10 músicas do My Chemical Romance que moldaram a história da banda

Se há seis anos o My Chemical Romance vivia apenas na memória, entre memes, tributos e rumores, hoje a história é outra. Desde o retorno em 2019, a banda retomou seu lugar com força: turnês lotadas, visuais teatrais, e até um novo single após oito anos de silêncio. Entre a surpresa e o entusiasmo, os fãs redescobriram uma conexão que nunca foi realmente rompida.

Agora, com a confirmação de seu retorno ao Brasil em fevereiro de 2026, revisitamos a discografia para selecionar 10 faixas que capturam a essência de cada fase do MCR. A missão não é fácil, afinal, como condensar duas décadas de narrativa, intensidade e inovação sonora? Mas uma coisa é certa: popularidade não significa superficialidade, e nem sempre os clássicos ofuscam as pérolas escondidas.

A seguir, reunimos músicas que mostram não só a evolução da banda, mas também o impacto que ela ainda causa. Uma seleção que atravessa o emo visceral, o punk dramático, o pop sombrio e o rock épico, tudo isso com a assinatura única do My Chemical Romance.

Our Lady of Sorrows

Direto de I Brought You My Bullets, You Brought Me Your Love (2002), essa faixa é adrenalina pura. Crua, urgente e com alma punk, ela mostra como o MCR já sabia como canalizar emoção desde o primeiro disco. Mesmo após duas décadas, ainda marca presença nos shows, e com razão.

Demolition Lovers

Encerrando o álbum de estreia, a faixa é quase um mini-épico: começa doce, termina explosiva. Para quem ama o lado teatral do MCR, essa música é uma aula de construção emocional.

Helena

A entrada triunfal da era Three Cheers for Sweet Revenge (2004). Com versos inspirados pela perda da avó dos irmãos Way, a música mistura melancolia e intensidade em uma narrativa gótica que se tornou hino da cena emo dos anos 2000.

I’m Not Okay (I Promise)

Um dos maiores hinos do MCR, é puro grito de adolescência ferida.

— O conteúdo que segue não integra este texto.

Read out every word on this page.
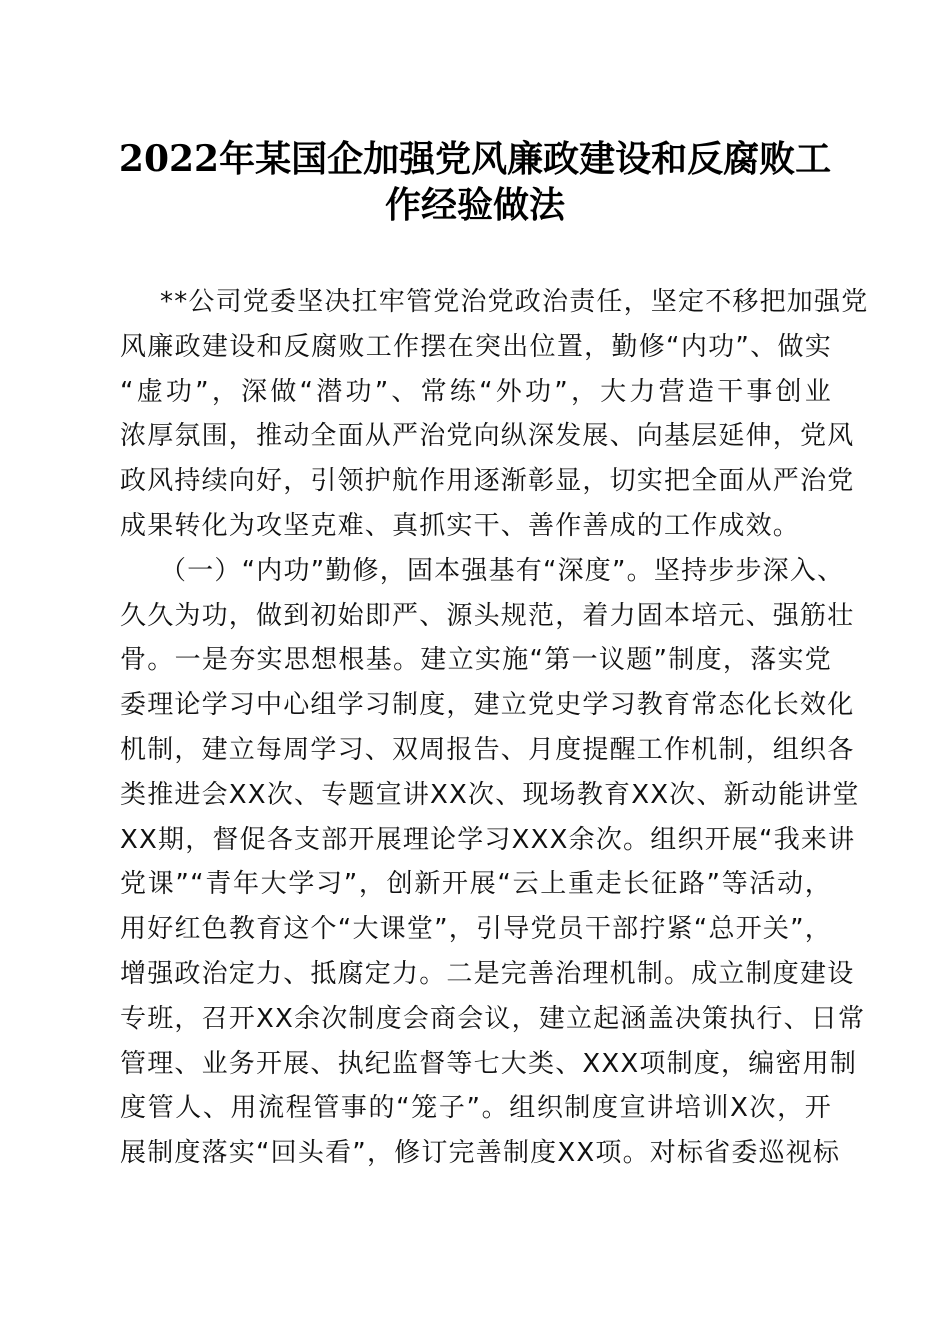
2022年某国企加强党风廉政建设和反腐败工
作经验做法
**公司党委坚决扛牢管党治党政治责任，坚定不移把加强党
风廉政建设和反腐败工作摆在突出位置，勤修“内功”、做实
“虚功”，深做“潜功”、常练“外功”，大力营造干事创业
浓厚氛围，推动全面从严治党向纵深发展、向基层延伸，党风
政风持续向好，引领护航作用逐渐彰显，切实把全面从严治党
成果转化为攻坚克难、真抓实干、善作善成的工作成效。
（一）“内功”勤修，固本强基有“深度”。坚持步步深入、
久久为功，做到初始即严、源头规范，着力固本培元、强筋壮
骨。一是夯实思想根基。建立实施“第一议题”制度，落实党
委理论学习中心组学习制度，建立党史学习教育常态化长效化
机制，建立每周学习、双周报告、月度提醒工作机制，组织各
类推进会XX次、专题宣讲XX次、现场教育XX次、新动能讲堂
XX期，督促各支部开展理论学习XXX余次。组织开展“我来讲
党课”“青年大学习”，创新开展“云上重走长征路”等活动，
用好红色教育这个“大课堂”，引导党员干部拧紧“总开关”，
增强政治定力、抵腐定力。二是完善治理机制。成立制度建设
专班，召开XX余次制度会商会议，建立起涵盖决策执行、日常
管理、业务开展、执纪监督等七大类、XXX项制度，编密用制
度管人、用流程管事的“笼子”。组织制度宣讲培训X次，开
展制度落实“回头看”，修订完善制度XX项。对标省委巡视标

Entre guitarras afiadas e um refrão inesquecível, a faixa equilibra peso e ironia como poucas e virou referência definitiva dos anos 2000.

Cemetery Drive

Menos conhecida, mas profundamente marcante, essa faixa prova que o MCR é mestre em combinar letras sombrias com melodias que grudam. Uma joia do Three Cheers que mostra a interseção perfeita entre o emo clássico e o pós-hardcore.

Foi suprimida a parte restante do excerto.